Abbildung 6: Blenden lassen sich in OpenShot auch zwischen zwei Spuren einfügen. In PiTiVi müssen überblendete Clips immer in derselben Spur liegen.

Animierte Titel

Schriften und Zwischentitel fügen Sie über das Menü Titel | Neuer Titel … und Neue Titelanimation … in das Video ein. Die erste Option erzeugt mithilfe vorgegebener Layouts im SVG-Format statische Titelgrafiken. Tippen Sie im Titel-Assistenten auf Erweiterte Bearbeitung, so übergibt OpenShot das Bild dem vektorbasierten Zeichenprogramm Inkscape [9], das Ihnen beim Gestalten des Titels alle Freiheiten lässt.
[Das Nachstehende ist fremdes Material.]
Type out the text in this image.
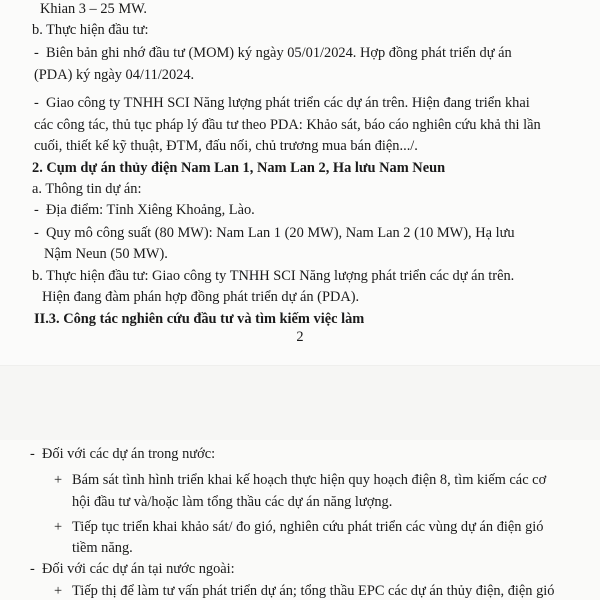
Khian 3 – 25 MW.
b. Thực hiện đầu tư:
- Biên bản ghi nhớ đầu tư (MOM) ký ngày 05/01/2024. Hợp đồng phát triển dự án
(PDA) ký ngày 04/11/2024.
- Giao công ty TNHH SCI Năng lượng phát triển các dự án trên. Hiện đang triển khai
các công tác, thủ tục pháp lý đầu tư theo PDA: Khảo sát, báo cáo nghiên cứu khả thi lần
cuối, thiết kế kỹ thuật, ĐTM, đấu nối, chủ trương mua bán điện.../.
2. Cụm dự án thủy điện Nam Lan 1, Nam Lan 2, Ha lưu Nam Neun
a. Thông tin dự án:
- Địa điểm: Tỉnh Xiêng Khoảng, Lào.
- Quy mô công suất (80 MW): Nam Lan 1 (20 MW), Nam Lan 2 (10 MW), Hạ lưu
Nậm Neun (50 MW).
b. Thực hiện đầu tư: Giao công ty TNHH SCI Năng lượng phát triển các dự án trên.
Hiện đang đàm phán hợp đồng phát triển dự án (PDA).
II.3. Công tác nghiên cứu đầu tư và tìm kiếm việc làm
2
- Đối với các dự án trong nước:
+ Bám sát tình hình triển khai kế hoạch thực hiện quy hoạch điện 8, tìm kiếm các cơ
hội đầu tư và/hoặc làm tổng thầu các dự án năng lượng.
+ Tiếp tục triển khai khảo sát/ đo gió, nghiên cứu phát triển các vùng dự án điện gió
tiềm năng.
- Đối với các dự án tại nước ngoài:
+ Tiếp thị để làm tư vấn phát triển dự án; tổng thầu EPC các dự án thủy điện, điện gió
Für Titelanimation greift OpenShot zudem auf die freie 3D-Grafiksoftware Blender zurück – mit der neuen Version klappt die Anbindung nun auch wieder. Dabei müssen Sie sich nicht in das Programm einarbeiten_ OpenShot übergibt Blender vorgefertigte Projekte, die Sie nur noch mit Ihren Texten und Einstellungen anpassen müssen (Abbildung 7).

Abbildung 7: Das Rendern von Titel-Animationen in Kombination mit der 3D-Grafiksoftware Blender funktioniert mit OpenShot 2.0 wieder.
Abbildung 7: Das Rendern von Titel-Animationen in Kombination mit der 3D-Grafiksoftware Blender funktioniert mit OpenShot 2.0 wieder.

Insgesamt zeigt die Beta-Version von OpenShot 2.0 in der Praxis jedoch noch zahlreiche raue Kanten, daher fällt ein echter Härtetest momentan schwer. Zudem stürzt das Programm bei einigen Aktionen reproduzierbar ab. Im Test gelang es daher noch nicht, mit OpenShot 2.0 ein Videoprojekt zum erfolgreichen Abschluss zu bringen. Die Ansätze zeigen jedoch, dass die über eine Fundraiser-Kampagne bei Kickstarter [10] eingesammelten Mittel von knapp über 45?000 US-Dollar nicht vergebens waren, auch wenn der Weg zu OpenShot 2.0 über drei Jahre in Anspruch nahm.